The frame of Lot 501 is very different – decorative and airy, although possibly also emblematic. The spandrels between the roundel and the outer frame are filled with vine leaves at the top, whilst zoömorphic flowers hang down into the lower spandrels, and broad leaves and a flower form a bracket or plinth at the base.
Lot 501: Louis Welden Hawkins, A portrait of a woman, said to be Sarah Bernhardt, 1906, detail of flowers on right side of frame, & datura flower (‘angels’ trumpets’)
Provided that this is indeed the original frame, then the latter flower might be seen as a camelia, evoking Bernhardt’s rôle in La dame aux camelias; the pendant flowers at the sides may be the lilies that a young Oscar Wilde threw in front of the actress, for her to walk over, or – like the flowers on Berthe Burgkan’s Herodias – they may be ‘angels’ trumpets’.

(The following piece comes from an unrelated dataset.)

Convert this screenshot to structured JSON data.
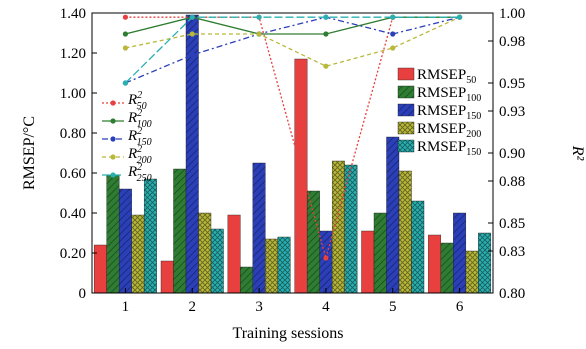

There are other interesting and appropriate frames on paintings in the sale, but they are mainly revivals or adaptations of earlier styles. The frames detailed above stand out for their inventiveness and individuality, and for the interest displayed by so many artists in creating an appropriate setting, which would reflect the work it surrounded, highlight it amongst other paintings, and also bind it to the contemporary interior in which it might hang.

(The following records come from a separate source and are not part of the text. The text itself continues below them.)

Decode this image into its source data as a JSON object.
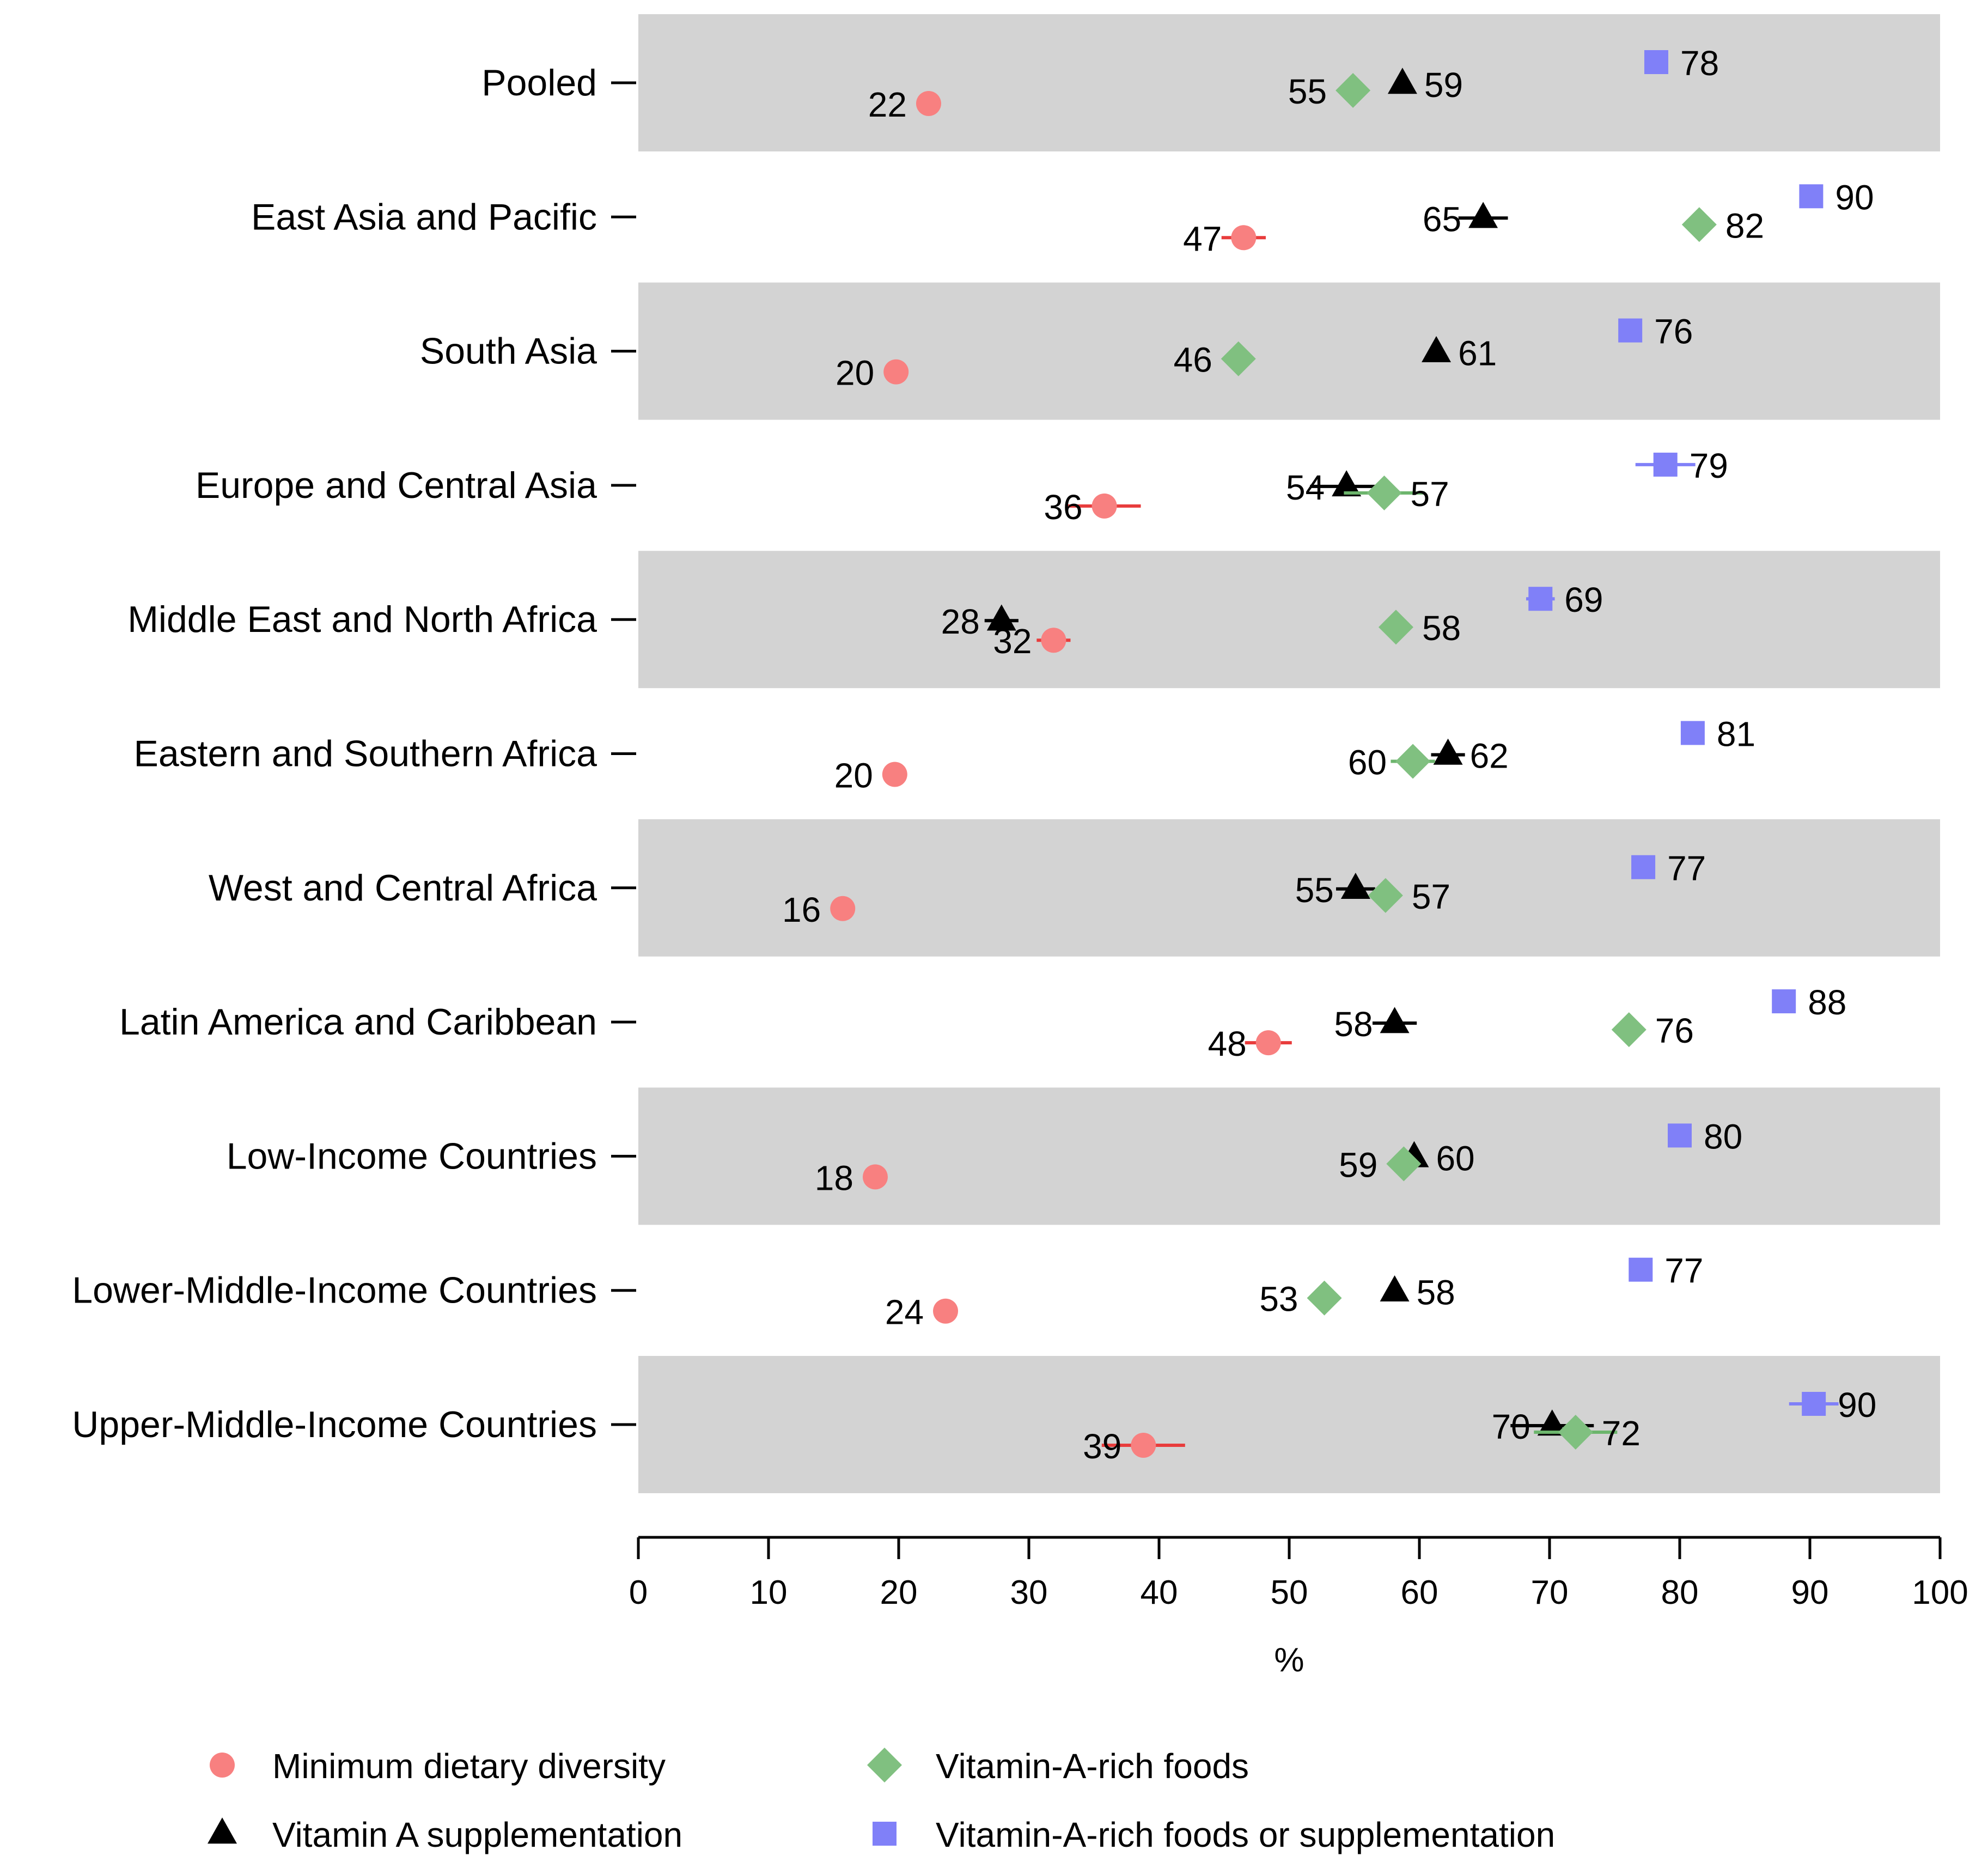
{
  "chart_data": {
    "type": "scatter",
    "orientation": "horizontal",
    "title": "",
    "xlabel": "%",
    "ylabel": "",
    "xlim": [
      0,
      100
    ],
    "xticks": [
      0,
      10,
      20,
      30,
      40,
      50,
      60,
      70,
      80,
      90,
      100
    ],
    "grid": false,
    "legend_position": "bottom",
    "categories": [
      "Pooled",
      "East Asia and Pacific",
      "South Asia",
      "Europe and Central Asia",
      "Middle East and North Africa",
      "Eastern and Southern Africa",
      "West and Central Africa",
      "Latin America and Caribbean",
      "Low-Income Countries",
      "Lower-Middle-Income Countries",
      "Upper-Middle-Income Countries"
    ],
    "series": [
      {
        "name": "Minimum dietary diversity",
        "marker": "circle",
        "color": "#f88080",
        "error_color": "#e83c3c",
        "values": [
          22.3,
          46.5,
          19.8,
          35.8,
          31.9,
          19.7,
          15.7,
          48.4,
          18.2,
          23.6,
          38.8
        ],
        "labels": [
          "22",
          "47",
          "20",
          "36",
          "32",
          "20",
          "16",
          "48",
          "18",
          "24",
          "39"
        ],
        "ci": [
          [
            22.1,
            22.5
          ],
          [
            44.8,
            48.2
          ],
          [
            19.6,
            20.0
          ],
          [
            33.0,
            38.6
          ],
          [
            30.6,
            33.2
          ],
          [
            18.9,
            20.5
          ],
          [
            15.5,
            15.9
          ],
          [
            46.6,
            50.2
          ],
          [
            18.0,
            18.4
          ],
          [
            23.4,
            23.8
          ],
          [
            35.6,
            42.0
          ]
        ]
      },
      {
        "name": "Vitamin A supplementation",
        "marker": "triangle",
        "color": "#000000",
        "error_color": "#000000",
        "values": [
          58.7,
          64.9,
          61.3,
          54.4,
          27.9,
          62.2,
          55.1,
          58.1,
          59.6,
          58.1,
          70.2
        ],
        "labels": [
          "59",
          "65",
          "61",
          "54",
          "28",
          "62",
          "55",
          "58",
          "60",
          "58",
          "70"
        ],
        "ci": [
          [
            58.5,
            58.9
          ],
          [
            63.0,
            66.8
          ],
          [
            61.1,
            61.5
          ],
          [
            51.6,
            57.2
          ],
          [
            26.6,
            29.2
          ],
          [
            60.9,
            63.5
          ],
          [
            53.6,
            56.6
          ],
          [
            56.4,
            59.8
          ],
          [
            59.2,
            60.0
          ],
          [
            57.9,
            58.3
          ],
          [
            67.0,
            73.4
          ]
        ]
      },
      {
        "name": "Vitamin-A-rich foods",
        "marker": "diamond",
        "color": "#80c080",
        "error_color": "#6cb56c",
        "values": [
          54.9,
          81.5,
          46.1,
          57.3,
          58.2,
          59.5,
          57.4,
          76.1,
          58.8,
          52.7,
          72.0
        ],
        "labels": [
          "55",
          "82",
          "46",
          "57",
          "58",
          "60",
          "57",
          "76",
          "59",
          "53",
          "72"
        ],
        "ci": [
          [
            54.7,
            55.1
          ],
          [
            80.5,
            82.5
          ],
          [
            45.9,
            46.3
          ],
          [
            54.2,
            60.4
          ],
          [
            57.0,
            59.4
          ],
          [
            57.8,
            61.2
          ],
          [
            56.6,
            58.2
          ],
          [
            75.6,
            76.6
          ],
          [
            58.4,
            59.2
          ],
          [
            52.5,
            52.9
          ],
          [
            68.8,
            75.2
          ]
        ]
      },
      {
        "name": "Vitamin-A-rich foods or supplementation",
        "marker": "square",
        "color": "#8080f8",
        "error_color": "#8080f8",
        "values": [
          78.2,
          90.1,
          76.2,
          78.9,
          69.3,
          81.0,
          77.2,
          88.0,
          80.0,
          77.0,
          90.3
        ],
        "labels": [
          "78",
          "90",
          "76",
          "79",
          "69",
          "81",
          "77",
          "88",
          "80",
          "77",
          "90"
        ],
        "ci": [
          [
            78.0,
            78.4
          ],
          [
            89.5,
            90.7
          ],
          [
            76.0,
            76.4
          ],
          [
            76.6,
            81.2
          ],
          [
            68.2,
            70.4
          ],
          [
            80.2,
            81.8
          ],
          [
            76.4,
            78.0
          ],
          [
            87.6,
            88.4
          ],
          [
            79.8,
            80.2
          ],
          [
            76.8,
            77.2
          ],
          [
            88.4,
            92.2
          ]
        ]
      }
    ]
  }
}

Éloge du Symbolisme: Tuesday 26 September 2017, 7.00 pm
e-catalogue: here Online catalogue: here
Love the art with the Symbolist label, and especially these frames: handmade, decorated, irregular, and thematic. How could we have lost so much in just 100 years?! Machine made grandeur, indeed!
I think I would have been a much happier camper (artistic camper, that is) one hundred years ago! To my mind, we really reached a peak then, and have been on a slow decline ever since. I know the Victorian period was not the most liberated, but the art, design, and architecture produced then was among the highest, both technically and creatively, of any time.